We were in the light and airy restaurant, where a slightly older crowd (that’ll be me then) were kicking back and enjoying a Saturday lunch. The menu is well-priced – none of the individual dishes were over £15 – and has enough inventive little touches to keep it interesting whatever you order.
I was a little surprised by the Bread which was a bit doughy and uncooked at the centre. I’ll put it down to a mistake and the fact that they do at least make it in house when many places can’t be bothered means I’ll give them a couple of brownie points.
My Fennel Risotto needed a little adjustment in the seasoning department but once that was corrected was really rather lovely with lots of aniseed notes from the baby fennel and its seeds. And it was good to actually taste rice that hadn’t been cooked to a pulp.
Most people are pretty accustomed to Fish Roe but less common are Milts which are the er, male equivalent.

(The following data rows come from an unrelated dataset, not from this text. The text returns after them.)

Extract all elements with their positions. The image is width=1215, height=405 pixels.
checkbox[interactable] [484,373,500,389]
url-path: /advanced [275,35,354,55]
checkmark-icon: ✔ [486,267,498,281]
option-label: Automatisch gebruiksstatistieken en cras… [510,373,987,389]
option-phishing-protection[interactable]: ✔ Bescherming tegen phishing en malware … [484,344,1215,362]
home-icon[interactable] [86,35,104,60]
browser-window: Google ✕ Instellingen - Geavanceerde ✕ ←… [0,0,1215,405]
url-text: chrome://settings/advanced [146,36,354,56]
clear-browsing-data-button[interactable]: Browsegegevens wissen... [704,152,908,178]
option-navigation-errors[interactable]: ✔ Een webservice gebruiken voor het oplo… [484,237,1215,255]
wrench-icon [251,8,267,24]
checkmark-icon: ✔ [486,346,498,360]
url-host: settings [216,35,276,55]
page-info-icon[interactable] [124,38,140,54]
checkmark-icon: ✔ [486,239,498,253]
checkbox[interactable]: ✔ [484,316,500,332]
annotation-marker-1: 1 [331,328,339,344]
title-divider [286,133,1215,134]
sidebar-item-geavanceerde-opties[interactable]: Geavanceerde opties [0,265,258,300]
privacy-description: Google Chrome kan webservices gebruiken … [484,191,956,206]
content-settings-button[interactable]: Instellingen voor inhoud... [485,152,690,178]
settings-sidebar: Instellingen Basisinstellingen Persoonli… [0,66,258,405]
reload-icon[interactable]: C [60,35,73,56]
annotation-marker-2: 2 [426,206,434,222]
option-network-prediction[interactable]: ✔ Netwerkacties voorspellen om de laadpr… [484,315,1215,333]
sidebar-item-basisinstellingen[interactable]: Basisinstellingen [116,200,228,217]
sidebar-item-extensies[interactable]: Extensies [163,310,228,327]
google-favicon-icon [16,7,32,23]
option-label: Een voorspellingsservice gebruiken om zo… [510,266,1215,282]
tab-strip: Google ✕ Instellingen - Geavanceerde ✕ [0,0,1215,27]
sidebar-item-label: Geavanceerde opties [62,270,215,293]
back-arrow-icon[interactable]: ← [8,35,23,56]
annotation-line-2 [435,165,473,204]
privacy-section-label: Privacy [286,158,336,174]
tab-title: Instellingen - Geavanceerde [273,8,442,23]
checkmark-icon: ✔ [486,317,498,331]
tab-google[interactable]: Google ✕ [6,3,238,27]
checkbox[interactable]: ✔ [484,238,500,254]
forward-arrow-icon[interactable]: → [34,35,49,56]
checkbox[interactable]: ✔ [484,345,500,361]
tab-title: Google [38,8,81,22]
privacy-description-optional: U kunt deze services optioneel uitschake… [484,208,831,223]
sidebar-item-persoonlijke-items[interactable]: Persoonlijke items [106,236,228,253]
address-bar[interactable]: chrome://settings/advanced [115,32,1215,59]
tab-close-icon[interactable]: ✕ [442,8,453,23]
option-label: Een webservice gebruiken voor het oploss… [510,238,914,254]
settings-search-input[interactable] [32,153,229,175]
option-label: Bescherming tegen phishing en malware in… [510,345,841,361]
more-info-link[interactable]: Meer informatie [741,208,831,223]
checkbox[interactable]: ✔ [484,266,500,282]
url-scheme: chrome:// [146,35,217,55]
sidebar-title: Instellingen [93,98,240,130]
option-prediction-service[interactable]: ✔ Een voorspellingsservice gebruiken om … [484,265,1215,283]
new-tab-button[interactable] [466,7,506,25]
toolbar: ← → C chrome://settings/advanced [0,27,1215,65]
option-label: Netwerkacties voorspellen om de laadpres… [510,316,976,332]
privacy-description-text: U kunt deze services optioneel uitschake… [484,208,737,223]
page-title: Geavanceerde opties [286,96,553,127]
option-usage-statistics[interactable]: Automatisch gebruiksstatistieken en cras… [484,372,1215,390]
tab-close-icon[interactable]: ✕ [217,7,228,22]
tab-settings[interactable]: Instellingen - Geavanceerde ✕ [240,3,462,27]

Very tasty they are too with a very light texture, like a sort of fishy sweetbread. The cucumber did make the salad a little watery but at a fiver only the most curmudgeonly would complain.
For a restaurant so close to the sea the menu is surprisingly meaty. The fish dishes we did try had some of the freshest specimens you could hope for. My Sea Bass’s skin had wilted a bit but the flesh underneath was super-fresh. There was a little taste of Spring/Summer with a mixture of Broad Beans , Peas and Asparagus bound together with a light sauce. The only odd note was the inclusion of some small pieces of what I think were Grapefruit.
John Dory was a good fresh hunk of the fish, again very well cooked. The Puy lentils were a little mushy and there was a bit too much sauce but with the brown shrimp and braised celery made for a fine dish.
After a suitable break and another bottle of Martin Codax Albarino we decided to supersize and see what A&S could do with their meat dishes. A shared plate of Lamb Shoulder was a big portion of Larry which had been slowly cooked to a melting, fatty, unctuousness. There was some good mash underneath which had soaked up the lamby jus. Some excellent Carrots (that actually tasted of that root were placed here and there and the whole topped off with a zingy gremolata that cut through the other components.
A selection of Ice Creams (mmm…Salted Butter) and some Chocolate Cake may have been a couple of courses too many but they were great and we polished it all off, no probs.
I can’t tell you exactly when we left Age & Sons but I think we waddled out with a very contented smile on our faces. And why not ? Good cooking with exemplary ingredients at very reasonable prices is a rare bird these days. Combine that with pleasant service and surroundings and you have a gaff that makes a lot of London eateries look very silly indeed.
And guess what ? In spite of the forecast it was lovely and sunny all day. I can see a bit of brain rewiring might be in order.